May 4, 2026

Voice Stability and Rich Media Overhaul

The TTS pipeline was fundamentally refactored to drop fragile chunked streaming in favor of a single Kokoro call, resulting in one WAV blob

The TTS pipeline was fundamentally refactored to drop fragile chunked streaming in favor of a single Kokoro call, resulting in one WAV blob. This ensures gap-free playback and eliminates the mid-stream restart bug.

Multiple fixes were applied to the TTS playback loop to harden reliability, specifically addressing AudioContext auto-suspension between chunks by resuming before each source start.

To improve user experience, keyboard shortcut handling was fixed in the voice overlay, preventing conflicts when the user types in the chat input.

The rich media pipeline received a major overhaul, removing all arbitrary silent truncation caps that previously silently dropped user-visible data from search and news pipelines.

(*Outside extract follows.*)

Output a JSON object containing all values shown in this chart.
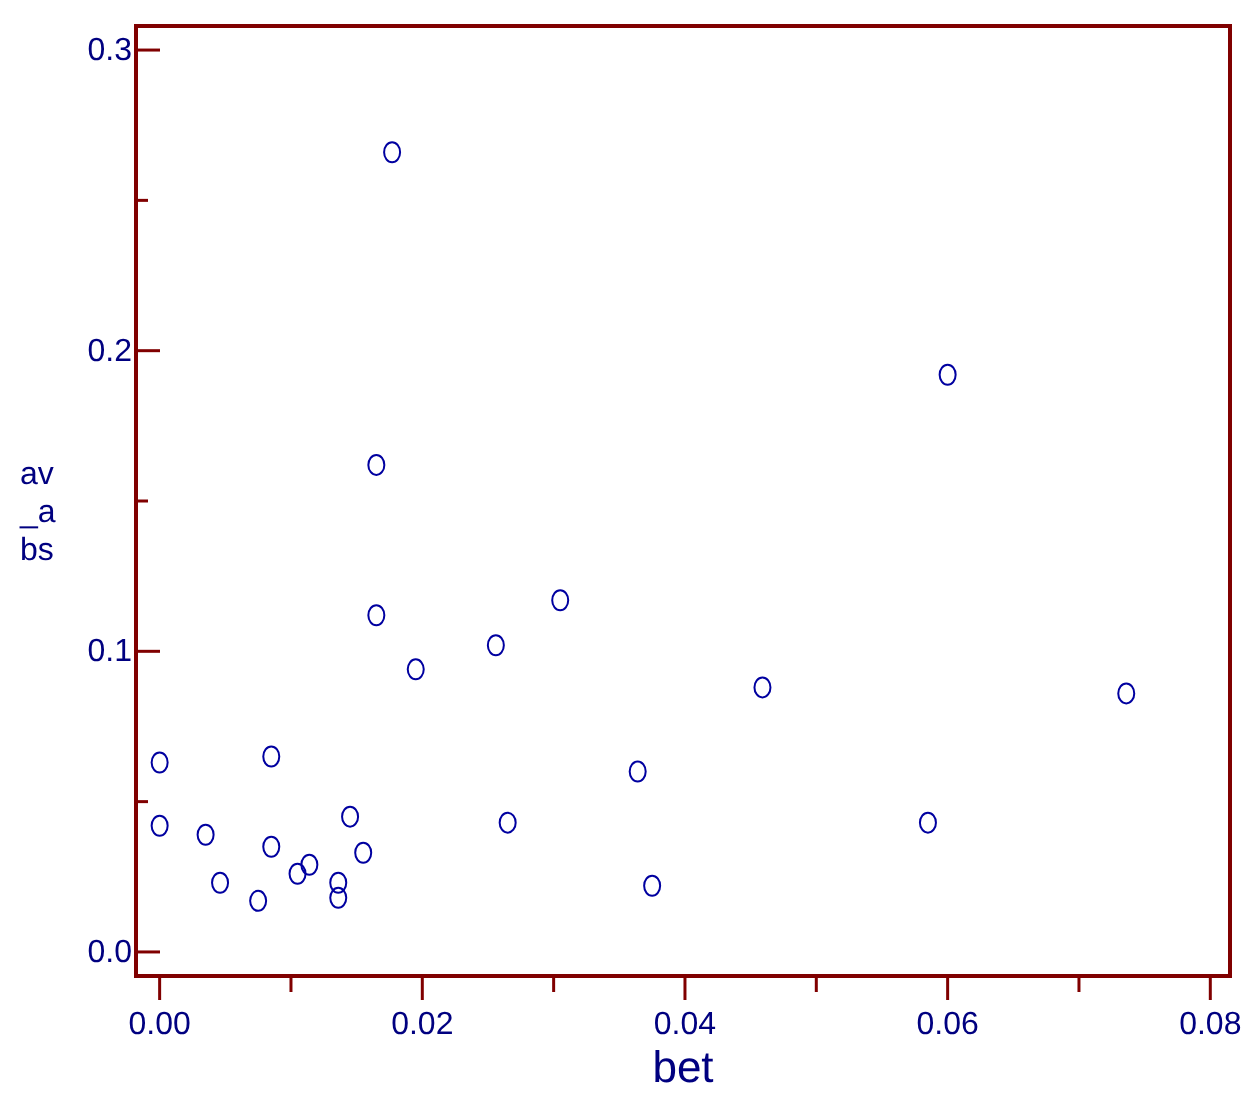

Image candidate captions were upgraded from unreliable OCR output to deterministic captions derived from URL filenames and og:description.

Image service behaviors were adjusted to handle cases where native thumbnails were absent, allowing rich media to resolve using og:image metadata when necessary.

Search routing was enhanced with a DDG supplement: when the primary routing score is weak (in [0.50, 0.60)), DDG results are appended to broaden coverage.

Subagent results delivery was fixed by ensuring async results are correctly published to the user via OutputService, preventing fire-and-forget messages.

  • Dropped chunked TTS streaming for single WAV blob synthesis.

  • Hardened TTS playback to prevent stalling due to AudioContext suspension.

  • Removed arbitrary silent truncation caps in rich media pipelines.

  • Replaced OCR with descriptive captions derived from URL heuristics.

  • Implemented DDG supplement for weak routing scores in search.

  • Ensured reliable delivery of async subagent results.